Test your code thoroughly. Though testing can only show the presence of bugs, not their absence, it is a major way to gain confidence. Depending on the language you use, it may have a built-in debugger that lets you "single-step" through the program, stop at a certain line in the code, examine and change values of variables, and continue executing, etc. Use such a debugger if it is available, otherwise use print statements in the form "if (debug>0), `print some data', end", where debug is a flag you can set. For large programs with many parts, you should both test the parts to see if they behave as expected, and test the whole thing ("black-box testing"). The trouble with just doing black-box testing is that you may not even execute all the lines of code you have written.

Picking test cases is hard work. You have to get into a nasty mood, pretend that the program is your adversary, and try to think of things that will break it. In the real world, testing and coding is sometimes done by different people or teams to make this adversarial approach work better. The idea is to think of inputs that are in some sense as hard as possible, right at the boundary of the legal set of inputs that the program claims it will work on.

In numerical programs, it is often challenging to say exactly what this boundary is. For example, it is often possible to break a code by putting in data all near the overflow threshold or underflow threshold, so that the intermediate computations quickly over/underflow. Or the user may want the zeros of a polynomial that you can't evaluate with any accuracy anywhere in the search interval. A really robust code might try to detect and deal with all such possible nasty cases, but such code is hard (and expensive) to write. As one example, a state-of-the-art library for solving linear algebra problems called LAPACK (for Linear Algebra PACKage) includes all its test code as part of the publically available software, and there is more test code than actual library code. So while we will study the limits of numerical algorithms in this class, we will not expect you to write really "bullet-proof" code that deals with all possible nasty inputs. We will expect you to make and describe a good-faith effort to try a lot of examples that you believe to be hard examples. Your ability to think up hard examples is a measure of your understanding of the algorithm.

What you should turn in

For your programming assignments, you should turn in the following items. Each one will count 1/3 of the grade.

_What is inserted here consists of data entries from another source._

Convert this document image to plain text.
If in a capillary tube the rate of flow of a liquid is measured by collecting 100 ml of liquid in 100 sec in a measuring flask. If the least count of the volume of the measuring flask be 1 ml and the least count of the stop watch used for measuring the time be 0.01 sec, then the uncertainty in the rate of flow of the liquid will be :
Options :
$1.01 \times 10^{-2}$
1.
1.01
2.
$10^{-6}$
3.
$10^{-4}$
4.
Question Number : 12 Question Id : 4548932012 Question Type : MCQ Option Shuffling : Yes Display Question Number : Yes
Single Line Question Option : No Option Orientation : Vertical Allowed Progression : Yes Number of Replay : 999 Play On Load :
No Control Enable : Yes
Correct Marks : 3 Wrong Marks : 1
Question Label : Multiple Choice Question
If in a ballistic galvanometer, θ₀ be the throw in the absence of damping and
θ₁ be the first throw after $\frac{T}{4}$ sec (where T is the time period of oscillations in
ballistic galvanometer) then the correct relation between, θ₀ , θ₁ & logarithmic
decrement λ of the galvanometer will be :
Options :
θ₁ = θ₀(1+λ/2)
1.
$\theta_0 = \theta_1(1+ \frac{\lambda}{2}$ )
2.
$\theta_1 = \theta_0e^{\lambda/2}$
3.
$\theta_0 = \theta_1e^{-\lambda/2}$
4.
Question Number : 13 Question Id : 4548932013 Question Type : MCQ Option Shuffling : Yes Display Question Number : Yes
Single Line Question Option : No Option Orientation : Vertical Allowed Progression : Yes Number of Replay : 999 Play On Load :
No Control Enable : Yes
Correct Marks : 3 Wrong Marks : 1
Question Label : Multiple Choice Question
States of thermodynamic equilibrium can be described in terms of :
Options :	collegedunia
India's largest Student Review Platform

A program listing, well-written and documented according to the guidelines above.

A separate description of the mathematical derivation of non-obvious parts of your algorithm, and a description of the complexity of your algorithm. The complexity analysis will depend on how hard the algorithm is to analyze, and your judgement as to the most important costs. So for bisection, the answer would be the number of function evaluations, as a function of the initial input interval width and the tolerance, plus a statement that the other operations in the algorithm are proportional to the number of function evaluations.

A list of test cases, what you expect the answer to be, what it really was (an error bound), whether the error bound meets your theoretical expectations, and some description of why you chose the test cases you did. The test cases given in the assignment are meant to be a minimal set; you should try more to explore the limits of the algorithm, and explain what you see. Ideally, you should turn in pictures and graphs, not tables of numbers.

Doing your own work

In the Course Outline we said that you could work in groups, but each person had to turn in his or her own work. For the last assignment, some people turned in joint assignments, which is not what we intended. So to make it perfectly clear, you are not to turn in joint assignments, and in the future only 1/n-th credit will be given to each member of an n-person group turning in one assignment. In your assignment, you need to identify the other group members, explain briefly how you split the work. The purpose of this policy is to encourage you to learn from one another, but to insist that each person learn all the aspects of the assignments, including programming, documenting, analyzing and testing.